Prendete due musiche cariche di phatos e fatele suonare insieme sovrapponendole.
Se siete dei bravi contrappuntisti saprete sistemarle in modo da eludere fastidiose dissonanze. Quel che non saprete mai evitare è la perdita del loro originario carattere espressivo.
Una elide l' altra.
In questi casi uno più uno non fa due ma zero.
Lungi dal rappresentare una perdita, per molti questo fenomeno è una benedizione. A volte l' eccesso di espressività diventa macilento e satura l' atmosfera: meglio un' agilità virtuosa. Non a tutti piacciono le pesantezze del melodramma.
Se questo vale per la musica, vale ancora di più nel cinema.

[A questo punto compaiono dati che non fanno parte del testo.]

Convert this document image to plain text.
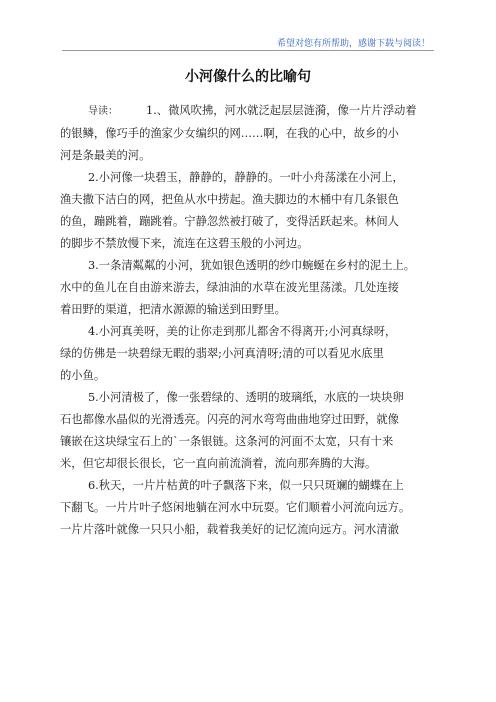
希望对您有所帮助，感谢下载与阅读！
小河像什么的比喻句

导读： 1.、微风吹拂，河水就泛起层层涟漪，像一片片浮动着
的银鳞，像巧手的渔家少女编织的网……啊，在我的心中，故乡的小
河是条最美的河。

2.小河像一块碧玉，静静的，静静的。一叶小舟荡漾在小河上，
渔夫撒下洁白的网，把鱼从水中捞起。渔夫脚边的木桶中有几条银色
的鱼，蹦跳着，蹦跳着。宁静忽然被打破了，变得活跃起来。林间人
的脚步不禁放慢下来，流连在这碧玉般的小河边。

3.一条清粼粼的小河，犹如银色透明的纱巾蜿蜒在乡村的泥土上。
水中的鱼儿在自由游来游去，绿油油的水草在波光里荡漾。几处连接
着田野的渠道，把清水源源的输送到田野里。

4.小河真美呀，美的让你走到那儿都舍不得离开;小河真绿呀，
绿的仿佛是一块碧绿无暇的翡翠;小河真清呀;清的可以看见水底里
的小鱼。

5.小河清极了，像一张碧绿的、透明的玻璃纸，水底的一块块卵
石也都像水晶似的光滑透亮。闪亮的河水弯弯曲曲地穿过田野，就像
镶嵌在这块绿宝石上的`一条银链。这条河的河面不太宽，只有十来
米，但它却很长很长，它一直向前流淌着，流向那奔腾的大海。

6.秋天，一片片枯黄的叶子飘落下来，似一只只斑斓的蝴蝶在上
下翻飞。一片片叶子悠闲地躺在河水中玩耍。它们顺着小河流向远方。
一片片落叶就像一只只小船，载着我美好的记忆流向远方。河水清澈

Il regista "polifonico" per eccellenza è Robert Altman, le storie che racconta sono sempre inestricabili tra loro e questa tecnica contrappuntistica gli impedisce di pigiare troppo il pedale drammatico.
L' altro giorno abbiamo visto California Poker, un film incentrato sul gioco d' azzardo e altre dipendenze, c' era materia in abbondanza per imbastire veri e propri drammi ma, per una questione tecnica, abbiamo capito subito che la cosa non avrebbe mai potuto realizzarsi.
Peccato, a noi sentimentaloni italiani, se la lacrimuccia e la tensione emotiva non fa per lo meno capolino, sembra sempre che manchi all' appello qualcosa.
Siamo o non siamo noi che abbiamo fatto accantonare al mondo il contrappunto soppiantandolo con l' Opera?